Note. P-value >0.05: Non significant; P-value <0.05: Significant;
P-value <0.01: Highly significant. •: Paired t-test; ≠: Wilcoxon Signed Ranks test

DISCUSSION

A diverse range of metabolic diseases collectively known as diabetes mellitus are typified by hyperglycemia, which can be brought on by either insulin resistance, inadequate insulin production, or both. Along with the other three main non-communicable illnesses (cancer, respiratory disorders, and cardiovascular disease), diabetes mellitus ranks among the top 10 causes of mortality worldwide and accounts for approximately 80% of all premature fatalities [9]. Egypt is among the top nations in the world for the number of persons with diabetes mellitus, with 8.2 million cases in 2017 and an estimated 16.7 million cases in 2045 [10]. Diabetes mellitus requires increased attention in terms of prevention and consequences because of its numerous problems and high cost. Cardiovascular diseases (CVD), including both microvascular and macrovascular disorders, are the main side effects of diabetes. Pre-diabetes, with an annual conversion rate of 5–10%, is the primary risk factor for type 2 diabetes mellitus; as such, prediabetes cannot be seen as wholly innocuous [11].

Glycemic values that are above normal but below the diabetes threshold characterize prediabetes, an intermediate condition of hyperglycemia. Prediabetes is defined by the American Diabetes Association as either impaired glucose tolerance [IGT] — a 2-hour plasma glucose between 140-199 (mg/dl) during an oral glucose tolerance test [OGTT] — or impaired fasting glucose [IFG] — a plasma glucose between 100–125 mg/dl and/or HbA_1c between 5.7% and 6.4% [7].

Insulin resistance occurs when a particular insulin concentration has a less biological effect on glucose levels than predicted. To maintain normal glucose tolerance, pancreatic β cells secrete more insulin. Insulin resistance is the first identifiable aberration in the natural history of type 2 diabetes mellitus, which evolves thro7gh abnormalities in both insulin action and production (β cell dysfunction). Specifically, multiple investigations have firmly proven that hyperinsulinemia, which develops in response to insulin resistance, frequently predates the development of type 2 diabetes mellitus by several years [12].

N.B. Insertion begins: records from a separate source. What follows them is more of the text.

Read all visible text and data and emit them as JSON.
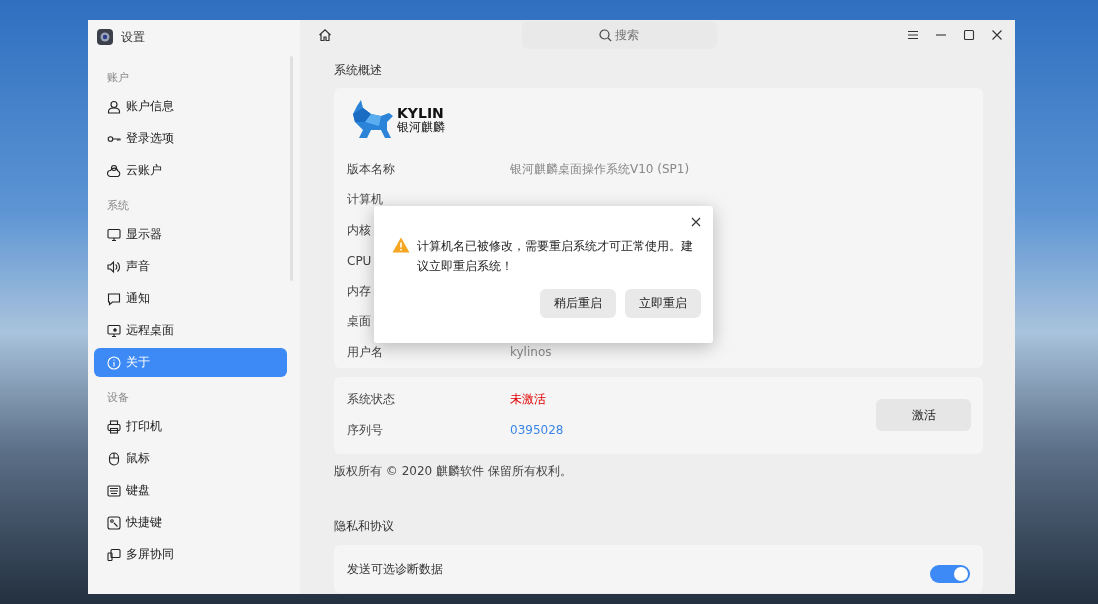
{
  "window": {
    "title": "设置"
  },
  "sidebar": {
    "groups": [
      {
        "label": "账户",
        "items": [
          {
            "label": "账户信息",
            "selected": false
          },
          {
            "label": "登录选项",
            "selected": false
          },
          {
            "label": "云账户",
            "selected": false
          }
        ]
      },
      {
        "label": "系统",
        "items": [
          {
            "label": "显示器",
            "selected": false
          },
          {
            "label": "声音",
            "selected": false
          },
          {
            "label": "通知",
            "selected": false
          },
          {
            "label": "远程桌面",
            "selected": false
          },
          {
            "label": "关于",
            "selected": true
          }
        ]
      },
      {
        "label": "设备",
        "items": [
          {
            "label": "打印机",
            "selected": false
          },
          {
            "label": "鼠标",
            "selected": false
          },
          {
            "label": "键盘",
            "selected": false
          },
          {
            "label": "快捷键",
            "selected": false
          },
          {
            "label": "多屏协同",
            "selected": false
          }
        ]
      }
    ]
  },
  "search": {
    "placeholder": "搜索"
  },
  "overview": {
    "title": "系统概述",
    "logo": {
      "wordmark": "KYLIN",
      "subtitle": "银河麒麟"
    },
    "rows": [
      {
        "label": "版本名称",
        "value": "银河麒麟桌面操作系统V10 (SP1)"
      },
      {
        "label": "计算机"
      },
      {
        "label": "内核"
      },
      {
        "label": "CPU"
      },
      {
        "label": "内存"
      },
      {
        "label": "桌面"
      },
      {
        "label": "用户名",
        "value": "kylinos"
      }
    ]
  },
  "activation": {
    "rows": [
      {
        "label": "系统状态",
        "value": "未激活",
        "kind": "warning"
      },
      {
        "label": "序列号",
        "value": "0395028",
        "kind": "link"
      }
    ],
    "button": "激活"
  },
  "copyright": "版权所有 © 2020 麒麟软件 保留所有权利。",
  "privacy": {
    "title": "隐私和协议",
    "items": [
      {
        "label": "发送可选诊断数据",
        "on": true
      }
    ]
  },
  "dialog": {
    "message": "计算机名已被修改，需要重启系统才可正常使用。建议立即重启系统！",
    "buttons": [
      "稍后重启",
      "立即重启"
    ]
  }
}
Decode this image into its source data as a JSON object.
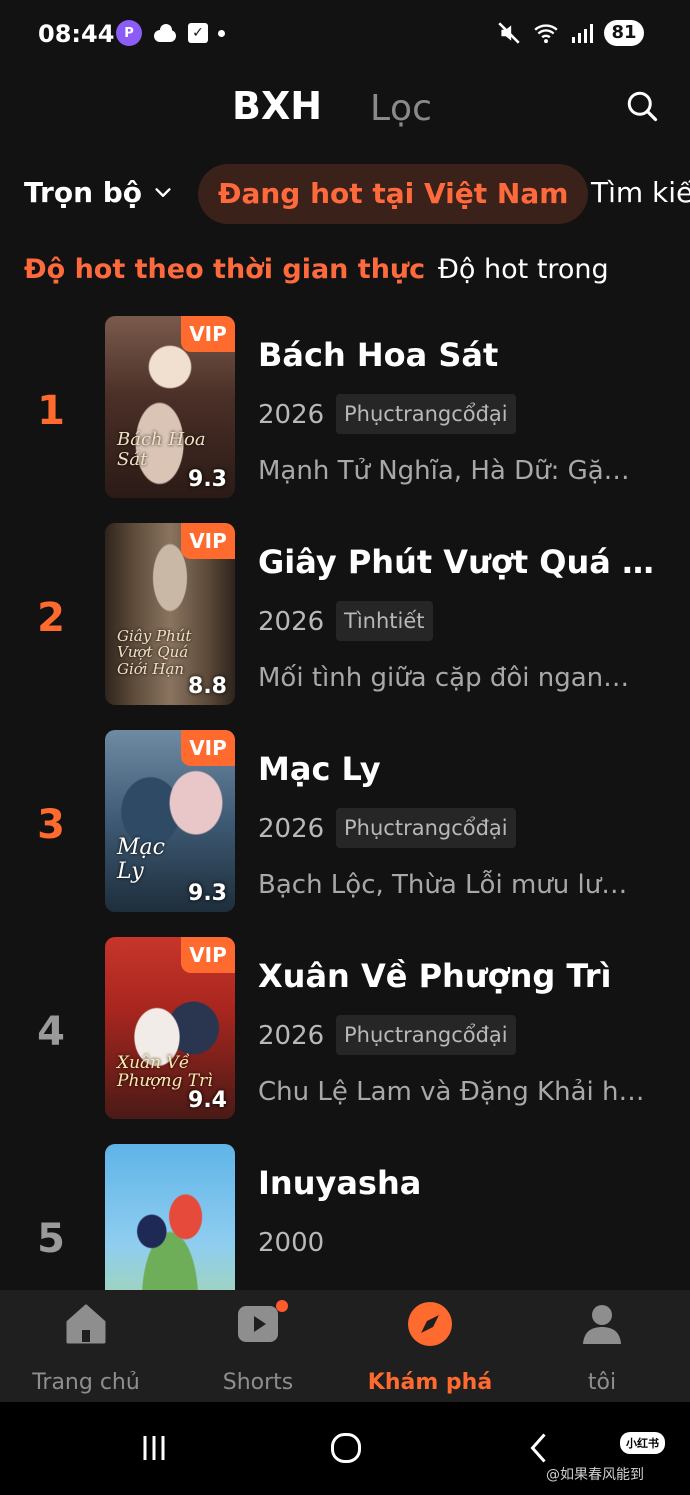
{
  "status_bar": {
    "time": "08:44",
    "battery": "81",
    "app_badge": "P",
    "check_glyph": "✓"
  },
  "header": {
    "tabs": [
      {
        "label": "BXH",
        "active": true
      },
      {
        "label": "Lọc",
        "active": false
      }
    ],
    "search_icon": "search-icon"
  },
  "filters": {
    "scope": "Trọn bộ",
    "active_chip": "Đang hot tại Việt Nam",
    "next_chip": "Tìm kiế"
  },
  "sub_tabs": {
    "active": "Độ hot theo thời gian thực",
    "other": "Độ hot trong"
  },
  "colors": {
    "accent": "#ff6a2e",
    "background": "#121212",
    "nav_background": "#1f1f1f"
  },
  "ranking": [
    {
      "rank": "1",
      "title": "Bách Hoa Sát",
      "year": "2026",
      "tag": "Phụctrangcổđại",
      "description": "Mạnh Tử Nghĩa, Hà Dữ: Gặ…",
      "score": "9.3",
      "vip": "VIP",
      "poster_text": "Bách Hoa Sát"
    },
    {
      "rank": "2",
      "title": "Giây Phút Vượt Quá …",
      "year": "2026",
      "tag": "Tìnhtiết",
      "description": "Mối tình giữa cặp đôi ngan…",
      "score": "8.8",
      "vip": "VIP",
      "poster_text": "Giây Phút Vượt Quá Giới Hạn"
    },
    {
      "rank": "3",
      "title": "Mạc Ly",
      "year": "2026",
      "tag": "Phụctrangcổđại",
      "description": "Bạch Lộc, Thừa Lỗi mưu lư…",
      "score": "9.3",
      "vip": "VIP",
      "poster_text": "Mạc Ly"
    },
    {
      "rank": "4",
      "title": "Xuân Về Phượng Trì",
      "year": "2026",
      "tag": "Phụctrangcổđại",
      "description": "Chu Lệ Lam và Đặng Khải h…",
      "score": "9.4",
      "vip": "VIP",
      "poster_text": "Xuân Về Phượng Trì"
    },
    {
      "rank": "5",
      "title": "Inuyasha",
      "year": "2000",
      "tag": "",
      "description": "",
      "score": "",
      "vip": "",
      "poster_text": ""
    }
  ],
  "bottom_nav": [
    {
      "label": "Trang chủ",
      "icon": "home-icon",
      "active": false
    },
    {
      "label": "Shorts",
      "icon": "play-icon",
      "active": false
    },
    {
      "label": "Khám phá",
      "icon": "compass-icon",
      "active": true
    },
    {
      "label": "tôi",
      "icon": "user-icon",
      "active": false
    }
  ],
  "system_nav": {
    "badge": "小红书",
    "watermark": "@如果春风能到"
  }
}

Obesity, metabolic syndrome symptoms, or a family history of Type 2 diabetes mellitus are associated with increased risk of insulin resistance and diabetes while fatty liver may be even more predictive in non-obese people [13].

The most frequent cause of insulin resistance, obesity, is linked to both a reduction in receptor count and a failure of the post-receptor to activate tyrosine kinase. Furthermore, inflammation in obesity occurs in a number of tissues, including adipose tissue, skeletal muscle, liver, gut, pancreatic islet, and brain. This inflammation, along with increased immune cell polarization and accumulation, may be linked to metabolic dysfunctions in obesity that result in insulin resistance and type 2 diabetes mellitus [14].

In cases when patients have established vascular problems and overt diabetes mellitus, a delayed diagnosis is inevitable due to inadequate surveillance and care of insulin-resistant individuals. Therefore, early screening for insulin resistance should be recommended, at the very least, in high-risk individuals, such as those with abdominal obesity, and in relatives of diabetes, in order to effectively offset the harmful consequences of chronic hyperinsulinemia. Currently available treatment methods mostly entail lifestyle adjustments once insulin resistance has been identified. However, to successfully address insulin resistance over the long term, pharmaceutical therapy is frequently required due to poor adherence to weight-loss programs and decreased physical activity [15].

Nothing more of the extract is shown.